Ici, nous présentons un protocole pour générer de l'ingénierie tissulaire greffes de vaisseaux qui sont fonctionnels pour le greffage dans des souris en double ensemencement partiellement induite sur les cellules souches pluripotentes (IPFPC) – dérivé des cellules musculaires lisses et l'IPFPC – cellules endothéliales dérivées sur une décellularisée navire échafaudage bioréacteur.
The construction of vascular conduits is a fundamental strategy for surgical repair of damaged and injured vessels resulting from cardiovascular diseases. The current protocol presents an efficient and reproducible strategy in which functional tissue engineered vessel grafts can be generated using partially induced pluripotent stem cell (PiPSC) from human fibroblasts. We designed a decellularized vessel scaffold bioreactor, which closely mimics the matrix protein structure and blood flow that exists within a native vessel, for seeding of PiPSC-endothelial cells or smooth muscle cells prior to grafting into mice. This approach was demonstrated to be advantageous because immune-deficient mice engrafted with the PiPSC-derived grafts presented with markedly increased survival rate 3 weeks after surgery. This protocol represents a valuable tool for regenerative medicine, tissue engineering and potentially patient-specific cell-therapy in the near future.
La construction de conduits vasculaires est une stratégie fondamentale pour la réparation chirurgicale des vaisseaux endommagés et les blessés résultant de maladies cardiovasculaires. À ce jour, les matériaux utilisés dans la chirurgie de greffe comprennent les polymères synthétiques biocompatible (polytétrafluoroéthylène [Teflon], polytétrafluoroéthylène expansé [ePTFE; Gore-Tex] ou polyéthylène téréphtalate [Dacron]), allogreffes, tissus autologues (péricarde ou la veine saphène) et une xénogreffes. Alors que les greffes artificiels (par exemple, Gore-Tex et Dacron) sont les plus couramment utilisés, ces matériaux est susceptible de causer de nombreuses complications à court et à long terme qui incluent la sténose, le dépôt de calcium, thrombo-embolisation et les infections.

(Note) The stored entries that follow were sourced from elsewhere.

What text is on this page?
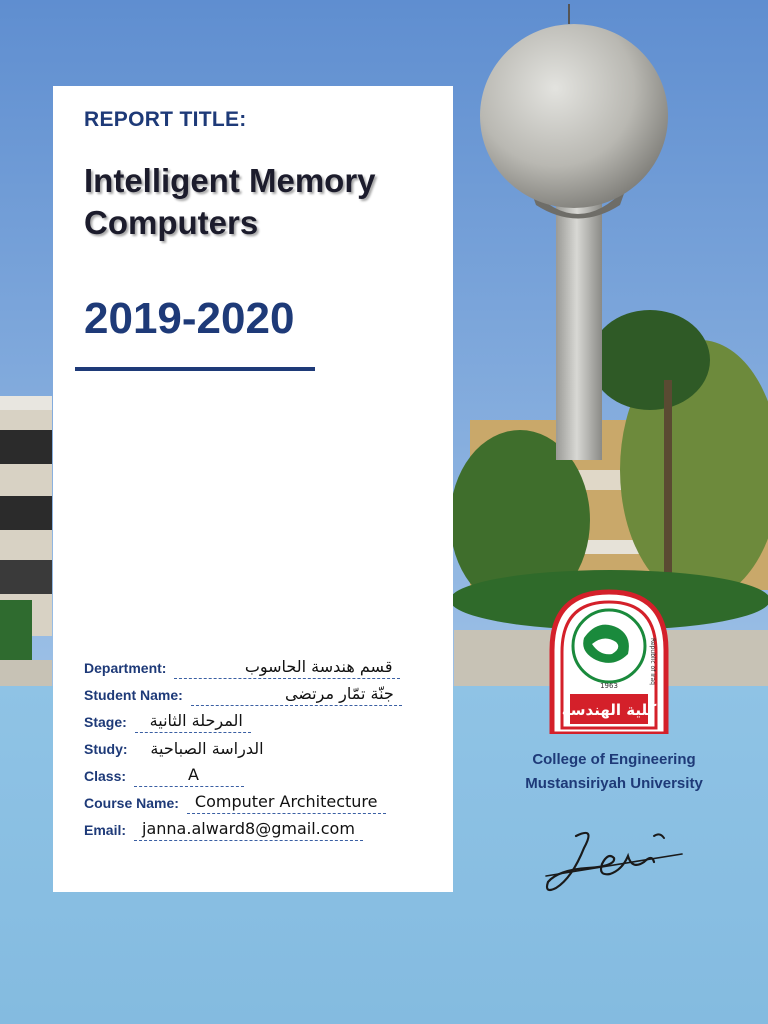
REPORT TITLE:
Intelligent Memory Computers
2019-2020
Department:	قسم هندسة الحاسوب
Student Name:	جنّة تمّار مرتضى
Stage:	المرحلة الثانية
Study:	الدراسة الصباحية
Class:	A
Course Name:	Computer Architecture
Email:	janna.alward8@gmail.com
1963
كلية الهندسة
Republic of Iraq
College of Engineering
Mustansiriyah University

Bien que les patients avec des greffes biologiques présents à une diminution des événements thrombo-emboliques, ils rencontrent encore des limitations comme échec de la greffe secondaire et la durabilité raccourcie en raison de la dégradation de la calcification 2. Par conséquent, malgré des améliorations significatives chirurgicale techniques au cours des années, les chercheurs et les cliniciens sont encore accablés par la nécessité d'identifier le conduit idéal pour les maladies vasculaires. Plus récemment, le domaine de l'ingénierie tissulaire vasculaire de recherche a généré un concept dans lequel les cellules sont incorporées dans des échafaudages biodégradables, avec le but de créer un environnement biomimétique qui incarne un navire fonctionnel pour une greffe réussie. Fondamentalement, le succès des constructions vasculaires dépendent de trois composantes essentielles; cellules qui comprennent l'échafaudage, ce est à dire, une couche interne de cellules endothéliales et une couche de cellules de muscle lisse, un échafaudage contenant la matrice extracellulaire approprié pour fournir des propriétés mécaniques comparables au système vasculaire d'origine, et la signalisation moléculaire / cellulaire qui est nécessaire pour initier / régulation réparation.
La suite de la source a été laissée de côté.